The scalpel is made of steel. It is in two parts- the handle and the blade. At one end of the handle is a narrow prong upon which the blade is slid and then snapped to place. The handle is blind and decapitated without the blade, but once the blade is slid on it and clicked to position, it is ready for use. The spent scalpel sits silently on the dissection table once its purpose is done.
I encounter a curious problem while fixing the blade on the handle. Every time I fix it, the sharp end of the blade would be pressed on my thumb. A thin streak of blood and a cut on my thumb would be the result. So, you could tell how many blades I fixed that week, just by counting the number of line-like wounds on my left thumb.
I share my dissection table with a girl who is very enthusiastic about dissection. She knows the tips and tricks which one could gain only by experience. I love working with her because she finishes dissection within minutes, which would otherwise have taken hours. The saved time could be productively used for chit- chatting, or in my case, writing this blog post.
One day I saw this girl fixing her blade with ease. She simply slid the blade around the handle and pressed it. Click! it stood at the right place.No hurt.
“Wow..How do you do that ?”, I exclaimed, open mouthed.

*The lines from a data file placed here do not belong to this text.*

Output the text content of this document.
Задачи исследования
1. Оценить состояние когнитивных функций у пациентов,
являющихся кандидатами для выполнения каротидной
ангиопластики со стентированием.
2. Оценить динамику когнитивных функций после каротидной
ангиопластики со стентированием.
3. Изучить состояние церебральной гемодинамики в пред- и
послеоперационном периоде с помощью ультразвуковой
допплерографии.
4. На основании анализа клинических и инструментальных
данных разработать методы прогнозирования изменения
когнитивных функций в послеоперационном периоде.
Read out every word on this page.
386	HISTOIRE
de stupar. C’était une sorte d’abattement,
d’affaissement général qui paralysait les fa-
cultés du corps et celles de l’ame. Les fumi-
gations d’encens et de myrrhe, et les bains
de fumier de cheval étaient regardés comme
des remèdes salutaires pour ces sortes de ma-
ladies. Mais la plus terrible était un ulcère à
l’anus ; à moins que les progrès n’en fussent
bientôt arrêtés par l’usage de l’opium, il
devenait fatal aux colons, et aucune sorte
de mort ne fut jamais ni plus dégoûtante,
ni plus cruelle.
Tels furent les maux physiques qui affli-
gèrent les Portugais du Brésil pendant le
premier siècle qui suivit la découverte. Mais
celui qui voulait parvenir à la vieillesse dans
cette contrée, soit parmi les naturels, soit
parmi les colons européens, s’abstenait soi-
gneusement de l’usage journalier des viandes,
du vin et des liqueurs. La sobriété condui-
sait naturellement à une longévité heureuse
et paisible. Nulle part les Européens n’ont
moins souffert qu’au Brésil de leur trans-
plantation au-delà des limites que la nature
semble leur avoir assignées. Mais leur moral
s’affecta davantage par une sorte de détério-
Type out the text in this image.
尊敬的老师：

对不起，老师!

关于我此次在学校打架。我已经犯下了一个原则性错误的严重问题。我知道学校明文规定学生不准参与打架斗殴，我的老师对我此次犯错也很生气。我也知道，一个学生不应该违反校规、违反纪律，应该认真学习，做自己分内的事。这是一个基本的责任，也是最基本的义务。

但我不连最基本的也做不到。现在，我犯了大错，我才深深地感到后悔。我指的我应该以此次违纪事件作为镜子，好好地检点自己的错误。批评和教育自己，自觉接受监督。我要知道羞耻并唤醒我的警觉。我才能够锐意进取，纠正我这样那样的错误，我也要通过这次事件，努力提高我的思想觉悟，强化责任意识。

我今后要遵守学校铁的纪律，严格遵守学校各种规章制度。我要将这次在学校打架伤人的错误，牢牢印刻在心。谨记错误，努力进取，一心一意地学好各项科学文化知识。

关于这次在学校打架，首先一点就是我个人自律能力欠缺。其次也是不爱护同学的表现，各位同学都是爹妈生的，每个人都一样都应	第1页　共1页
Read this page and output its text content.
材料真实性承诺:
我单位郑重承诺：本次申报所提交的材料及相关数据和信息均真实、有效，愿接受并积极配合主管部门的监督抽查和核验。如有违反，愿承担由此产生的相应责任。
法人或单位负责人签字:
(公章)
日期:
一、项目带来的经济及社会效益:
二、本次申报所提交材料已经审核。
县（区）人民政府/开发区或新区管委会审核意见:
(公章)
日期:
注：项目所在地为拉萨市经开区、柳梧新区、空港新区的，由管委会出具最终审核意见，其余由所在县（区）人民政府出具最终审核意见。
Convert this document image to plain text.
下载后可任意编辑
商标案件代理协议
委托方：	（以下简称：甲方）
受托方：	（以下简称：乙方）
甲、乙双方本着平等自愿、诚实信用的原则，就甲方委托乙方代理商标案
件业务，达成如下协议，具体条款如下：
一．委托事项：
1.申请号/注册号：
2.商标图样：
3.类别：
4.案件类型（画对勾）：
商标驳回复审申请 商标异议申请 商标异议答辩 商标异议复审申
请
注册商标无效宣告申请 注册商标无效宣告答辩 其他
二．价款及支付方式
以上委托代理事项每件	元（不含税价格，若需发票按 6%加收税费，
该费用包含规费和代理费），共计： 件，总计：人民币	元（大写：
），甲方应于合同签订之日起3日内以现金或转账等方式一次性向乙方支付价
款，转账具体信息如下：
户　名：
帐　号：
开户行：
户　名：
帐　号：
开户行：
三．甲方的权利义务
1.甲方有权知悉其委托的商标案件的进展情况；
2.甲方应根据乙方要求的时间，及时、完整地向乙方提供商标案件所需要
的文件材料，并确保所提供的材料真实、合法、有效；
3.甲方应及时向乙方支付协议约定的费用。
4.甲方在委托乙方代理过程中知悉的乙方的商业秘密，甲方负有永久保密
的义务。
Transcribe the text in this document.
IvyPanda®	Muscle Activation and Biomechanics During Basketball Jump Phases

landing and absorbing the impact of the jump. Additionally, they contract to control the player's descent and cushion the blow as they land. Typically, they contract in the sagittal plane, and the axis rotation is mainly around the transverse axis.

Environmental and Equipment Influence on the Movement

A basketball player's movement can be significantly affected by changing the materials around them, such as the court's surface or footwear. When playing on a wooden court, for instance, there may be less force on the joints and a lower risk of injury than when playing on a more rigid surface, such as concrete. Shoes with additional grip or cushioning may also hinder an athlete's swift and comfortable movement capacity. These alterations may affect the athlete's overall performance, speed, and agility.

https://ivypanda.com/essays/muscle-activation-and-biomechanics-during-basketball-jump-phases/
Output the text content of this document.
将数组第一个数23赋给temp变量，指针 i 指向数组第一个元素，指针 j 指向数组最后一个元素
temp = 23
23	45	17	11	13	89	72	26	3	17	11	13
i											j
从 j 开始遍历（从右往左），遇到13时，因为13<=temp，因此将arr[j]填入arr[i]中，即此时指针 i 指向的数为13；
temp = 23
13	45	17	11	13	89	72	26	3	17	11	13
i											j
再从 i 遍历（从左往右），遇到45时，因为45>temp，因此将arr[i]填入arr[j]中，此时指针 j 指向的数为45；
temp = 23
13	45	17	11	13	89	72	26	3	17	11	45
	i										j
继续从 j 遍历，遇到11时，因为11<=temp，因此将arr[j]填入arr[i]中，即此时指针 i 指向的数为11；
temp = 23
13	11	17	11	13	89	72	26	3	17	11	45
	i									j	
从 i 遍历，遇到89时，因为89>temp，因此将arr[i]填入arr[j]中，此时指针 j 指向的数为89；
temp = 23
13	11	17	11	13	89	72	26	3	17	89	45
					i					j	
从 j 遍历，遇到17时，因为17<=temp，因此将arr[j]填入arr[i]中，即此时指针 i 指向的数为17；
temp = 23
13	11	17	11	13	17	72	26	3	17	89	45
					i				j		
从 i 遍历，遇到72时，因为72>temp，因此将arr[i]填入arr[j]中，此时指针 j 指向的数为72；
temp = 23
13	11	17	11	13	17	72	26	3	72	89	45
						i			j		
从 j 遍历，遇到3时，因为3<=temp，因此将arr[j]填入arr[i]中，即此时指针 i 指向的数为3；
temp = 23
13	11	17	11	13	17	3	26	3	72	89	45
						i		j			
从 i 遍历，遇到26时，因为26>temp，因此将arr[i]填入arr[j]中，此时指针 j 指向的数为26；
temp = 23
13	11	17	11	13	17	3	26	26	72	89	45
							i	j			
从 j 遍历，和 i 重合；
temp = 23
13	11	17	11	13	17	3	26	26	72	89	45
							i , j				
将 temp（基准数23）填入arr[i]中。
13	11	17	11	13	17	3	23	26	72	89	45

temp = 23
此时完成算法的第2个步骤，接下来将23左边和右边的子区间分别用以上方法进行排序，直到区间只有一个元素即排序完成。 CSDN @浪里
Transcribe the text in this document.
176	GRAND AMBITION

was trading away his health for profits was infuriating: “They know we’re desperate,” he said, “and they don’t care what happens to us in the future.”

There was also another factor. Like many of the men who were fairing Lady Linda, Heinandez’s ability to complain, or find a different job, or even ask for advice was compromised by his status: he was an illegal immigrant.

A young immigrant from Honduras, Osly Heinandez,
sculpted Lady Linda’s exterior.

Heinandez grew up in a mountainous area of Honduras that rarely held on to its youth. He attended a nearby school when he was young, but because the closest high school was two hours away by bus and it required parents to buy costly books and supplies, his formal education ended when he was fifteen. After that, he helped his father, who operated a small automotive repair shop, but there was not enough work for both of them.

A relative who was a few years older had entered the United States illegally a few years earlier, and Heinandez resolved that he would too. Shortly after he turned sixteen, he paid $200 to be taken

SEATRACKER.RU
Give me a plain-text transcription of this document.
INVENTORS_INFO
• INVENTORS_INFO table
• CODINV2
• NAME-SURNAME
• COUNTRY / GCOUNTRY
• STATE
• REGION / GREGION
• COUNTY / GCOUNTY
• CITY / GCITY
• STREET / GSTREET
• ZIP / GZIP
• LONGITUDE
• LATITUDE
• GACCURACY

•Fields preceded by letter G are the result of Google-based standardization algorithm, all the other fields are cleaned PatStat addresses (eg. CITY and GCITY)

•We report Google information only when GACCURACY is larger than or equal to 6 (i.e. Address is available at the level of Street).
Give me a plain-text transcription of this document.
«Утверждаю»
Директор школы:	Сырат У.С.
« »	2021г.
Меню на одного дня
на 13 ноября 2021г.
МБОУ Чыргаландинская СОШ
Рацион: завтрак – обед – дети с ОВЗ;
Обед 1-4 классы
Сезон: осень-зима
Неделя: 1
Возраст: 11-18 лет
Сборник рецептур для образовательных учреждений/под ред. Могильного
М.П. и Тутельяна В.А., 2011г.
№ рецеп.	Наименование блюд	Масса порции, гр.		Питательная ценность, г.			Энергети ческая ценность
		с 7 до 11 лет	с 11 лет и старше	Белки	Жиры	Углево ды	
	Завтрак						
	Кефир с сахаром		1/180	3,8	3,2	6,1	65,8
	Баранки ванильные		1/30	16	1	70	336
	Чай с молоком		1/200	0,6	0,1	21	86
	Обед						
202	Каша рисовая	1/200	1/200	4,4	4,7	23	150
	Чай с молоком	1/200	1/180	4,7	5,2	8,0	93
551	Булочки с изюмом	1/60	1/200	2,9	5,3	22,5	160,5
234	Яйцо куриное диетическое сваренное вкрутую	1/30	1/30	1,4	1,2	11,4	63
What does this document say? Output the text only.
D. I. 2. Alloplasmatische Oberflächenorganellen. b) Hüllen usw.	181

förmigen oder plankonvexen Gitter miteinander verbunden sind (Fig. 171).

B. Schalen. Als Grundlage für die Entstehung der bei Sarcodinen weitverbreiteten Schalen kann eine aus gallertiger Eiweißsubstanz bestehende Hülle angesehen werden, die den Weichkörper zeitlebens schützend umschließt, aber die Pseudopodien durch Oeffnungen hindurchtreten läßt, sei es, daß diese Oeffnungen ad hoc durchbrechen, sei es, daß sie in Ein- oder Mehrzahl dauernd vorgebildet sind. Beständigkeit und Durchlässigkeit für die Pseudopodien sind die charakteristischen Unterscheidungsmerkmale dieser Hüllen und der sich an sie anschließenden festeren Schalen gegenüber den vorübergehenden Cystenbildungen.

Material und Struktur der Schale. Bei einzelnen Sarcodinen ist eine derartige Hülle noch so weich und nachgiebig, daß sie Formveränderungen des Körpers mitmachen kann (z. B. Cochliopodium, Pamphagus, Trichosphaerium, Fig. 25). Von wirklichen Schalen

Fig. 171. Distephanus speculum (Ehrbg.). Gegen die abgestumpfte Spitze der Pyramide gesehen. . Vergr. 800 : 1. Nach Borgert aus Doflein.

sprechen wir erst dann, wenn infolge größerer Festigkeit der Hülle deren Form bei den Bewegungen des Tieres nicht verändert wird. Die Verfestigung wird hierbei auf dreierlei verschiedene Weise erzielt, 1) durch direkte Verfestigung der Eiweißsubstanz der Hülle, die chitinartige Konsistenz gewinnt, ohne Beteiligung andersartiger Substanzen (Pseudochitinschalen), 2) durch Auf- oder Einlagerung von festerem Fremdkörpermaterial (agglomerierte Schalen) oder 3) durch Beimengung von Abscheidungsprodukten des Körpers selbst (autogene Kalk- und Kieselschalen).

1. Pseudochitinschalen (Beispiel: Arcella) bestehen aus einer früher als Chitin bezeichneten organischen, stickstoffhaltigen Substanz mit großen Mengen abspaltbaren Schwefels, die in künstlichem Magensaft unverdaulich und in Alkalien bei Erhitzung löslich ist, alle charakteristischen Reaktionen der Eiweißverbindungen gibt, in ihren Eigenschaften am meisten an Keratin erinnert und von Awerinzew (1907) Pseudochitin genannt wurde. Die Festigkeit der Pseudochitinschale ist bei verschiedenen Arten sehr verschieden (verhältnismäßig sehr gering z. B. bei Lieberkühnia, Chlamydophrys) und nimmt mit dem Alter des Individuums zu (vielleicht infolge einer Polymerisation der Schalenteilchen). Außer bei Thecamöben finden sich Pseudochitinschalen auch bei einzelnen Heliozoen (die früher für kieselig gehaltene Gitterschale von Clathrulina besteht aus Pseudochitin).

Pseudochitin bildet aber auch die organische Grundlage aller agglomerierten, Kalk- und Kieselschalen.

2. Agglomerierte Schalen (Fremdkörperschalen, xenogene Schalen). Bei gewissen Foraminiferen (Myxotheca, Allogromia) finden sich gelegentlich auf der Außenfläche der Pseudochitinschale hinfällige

“Figure it out” was the answer.
So the next day I bought two new blades and started practising to fix it the way my skilled friend did. It was amusing for the other dissectors to watch me sitting at a corner of the hall and fixing blades while they prepared for the spotting exam. Some of the dissectors were kind enough to offer me their blade and handle to work upon. My skilled friend was trying hard to stifle her laugh while she unearthed every damn nerve and vessel I had no idea of. I went about with this business for about a week during every dissection hour until my thumb became absolutely raw.
Finally I couldn’t take it any longer.I approached my skilled friend and said, ” I give up.How the hell you fix the blade without hurting your thumb?”
Her answer was interesting- “Who said it doesn’t hurt? It hurts me too..” and showed me two thin parallel streaks of wound on her right thumb.